Practical Equipment Ltd (Pel) was set up as a subsidiary company of Tube Investments, who were looking for new applications of their tubing. TI had already acquired Accles & Pollock, and they maintained a close relationship in the early years, sharing their expertise.

They were particularly known for the production of stacking chairs, familiar to Britons in schools, hospitals, church halls and businesses. Their most popular was constructed of a tubular bent steel frame, painted in various colours with a plywood seat and backrest pot riveted onto the frame. Their earliest design was of tubular steel and canvas seat and back rest, designed in 1931. The canvas seat made the chair fairly light and easy to move and stack.

At the outset, their furniture made inroads to more upmarket clients. Pel furniture was being sold by Harrods and Heals in the capital. They also supplied BBC Broadcasting House, the Wells Coates’ luxury flat development at Brighton and the De La Warr Pavilion at Bexill-on-Sea, and hotels such as the Savoy and Claridge’s in London and the Metropole in Brighton.

As the posh market petered out with competition from furniture from Finland, Pel moved into the more functional market of the mass-produced stacking chairs. the functionalist practicality of their mass-produced stacking chairs. During World War Two, they supplied the Ministry of Defence and the Admiralty with canvas stacking chairs, and their range expanded to include office furniture and interiors for ships and railway carriages.

A new type of circular saw guard is tried out in Pel carpenters’ workshop.

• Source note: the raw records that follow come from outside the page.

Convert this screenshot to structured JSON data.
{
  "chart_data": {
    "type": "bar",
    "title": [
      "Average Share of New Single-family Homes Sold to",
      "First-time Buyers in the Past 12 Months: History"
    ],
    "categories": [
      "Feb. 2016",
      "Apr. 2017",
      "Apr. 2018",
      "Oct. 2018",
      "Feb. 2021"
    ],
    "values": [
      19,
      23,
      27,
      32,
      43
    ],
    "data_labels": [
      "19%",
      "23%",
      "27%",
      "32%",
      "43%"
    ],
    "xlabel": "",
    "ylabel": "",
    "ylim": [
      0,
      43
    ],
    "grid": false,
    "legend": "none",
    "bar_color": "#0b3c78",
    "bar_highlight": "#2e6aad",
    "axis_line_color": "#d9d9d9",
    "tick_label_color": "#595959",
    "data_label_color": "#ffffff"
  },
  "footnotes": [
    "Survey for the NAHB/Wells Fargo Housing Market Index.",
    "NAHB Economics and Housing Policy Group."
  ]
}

The spring-loaded ends keep the blade entirely covered.

In 1947, at the British Industries Fair at Olympia and Earls Court, they were promoting these products: ‘Tubular Steel Desks, Chairs and Tables for Offices and Waiting Rooms. ‘Pel’ Tubular Steel Nesting Chairs and Tables for Canteens and similar purposes.’

As with much of British industry, the years post 1945 proved difficult, as local manufacturing adjusted from their war-time production. Apart from the shortage of raw materials (steel, softwoods, plywood, jute), the banning of non-ferous metals in the form of brass, zinc, copper in the production of furniture, and restrictions on the use of nickel and nickel anodes in the plating of furniture affected the business. There were less restrictions placed on production for export, and Pel had orders from customers such as New Zealand State Railways to see them through some difficult years.

The site of the factory is remembered by a street named Pel Crescent. Much of the site is today taken by a modern industrial trading estate, Samsons.